Just back from an exciting weekend at the Breaking Convention conference, which covered all aspects of psychedelic drugs: scientific, therapeutic, anthropological, phenomenological, legal, historical and cultural. The flywheels of my brain were cranked to the max, leaving me sleepless with ideas.
My highlights included: Skype presentations from Ram Dass and Stan Grof; a showing of the film DMT: The Spirit Molecule; some ethnographic films of shamanism in Siberia; a panel on ayahuasca and ayahuasca religions in South America; and, of course, the chance to network with some extraordinary people, all experts in their field.
My own paper, 'Notes towards a minimal theory of psychedelic consciousness', seemed to go down well and generated helpful feedback - a great relief.
Mike Jay gave an excellent paper on the history of nitrous oxide and mescaline use in Britain. I was captivated by William Rowlandson's comparisons of McKenna and Borges, by Charlotte Walsh's legal arguments for cognitive liberty, and by Roland Griffiths' research into psilocybin and mysticism. Ras Binghi Congo-Nyah gave the most cogent explanation I've heard for why Rastafarianism honours the Emperor Haile Selassie, while Cameron Adams drew our attention to the way certain psychonauts describe their experiences through the language of healing.
What I found most exciting was the sense that the psychedelic movement is starting to reflect back on itself, to question its assumptions and to unsettle old certainties. In other words, it is coming of age. Of course there are tensions between the old-guard modernists and the newer, more critically informed, generation of post-modernist scholars, but the willingness of all sides to engage in dialogue is heartening.
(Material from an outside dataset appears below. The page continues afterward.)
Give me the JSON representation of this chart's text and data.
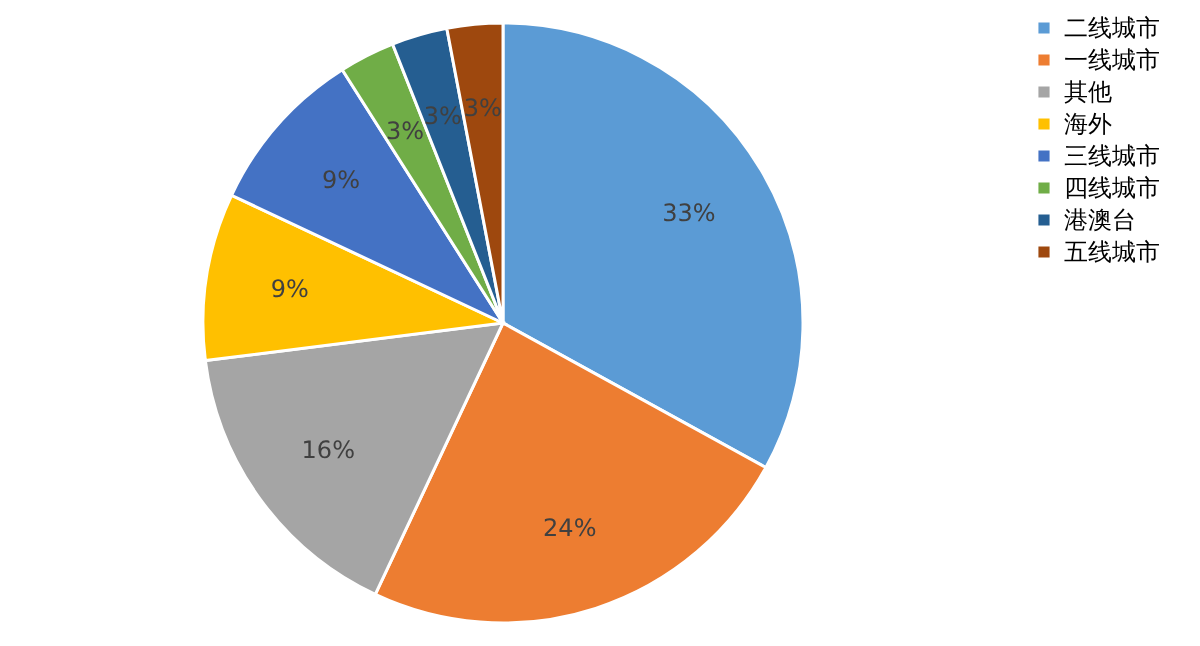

Thinking or writing about psychedelics can feel a lonely business but to be in an environment where the subject can be talked about openly, without the usual titters, discomfort or embarrassed glances, is simply invigorating. Whatever the politicians and media would want to be the case, psychedelics haven't gone away. In fact, psychedelic use has become normalised. There is therefore a pressing need for the subject to be addressed openly by the academy. In that, the conference could not have been more timely. My only complaint: that I couldn't be in two places at once and consequently missed out on many enticing papers. Ho hum.
There were some nice artistic touches too: the posters were all beautifully designed, our name badges were printed on acid blotters (fake, I hasten to add), and we were all given flowers as we arrived on the Saturday morning. It gave the conference an almost festival feel.
Another highlight for me was an invitation to play pipes with ambient doom drone raag terrorists, Raagnagrok. I've played with them once before, at the Green Man festival a few years ago - one of my all time top gigs. As then, our Saturday night set was entirely improvised: electric sitar jamming over analogue synth drones and textures, with me adding pipe shenanigans over the top. No idea what the audience made of it, but it was liberating to play without the worry of falling off a tune or making unfortunate reed-squawk. Deeply psychedelic, and apparently our gig marked the fortieth anniversary of Soft Machine playing the same building. Nice.
I'm playing with them again on April 15th at London's ICA, so do come along. Folk it ain't. Here's a vid of what they do.
Then, after all that excitement, we retired to Matthew Watkins' gaff, a caravan just ten minutes walk away, where we sat round his wood burner drinking tea and chewing the fat. A perfect weekend.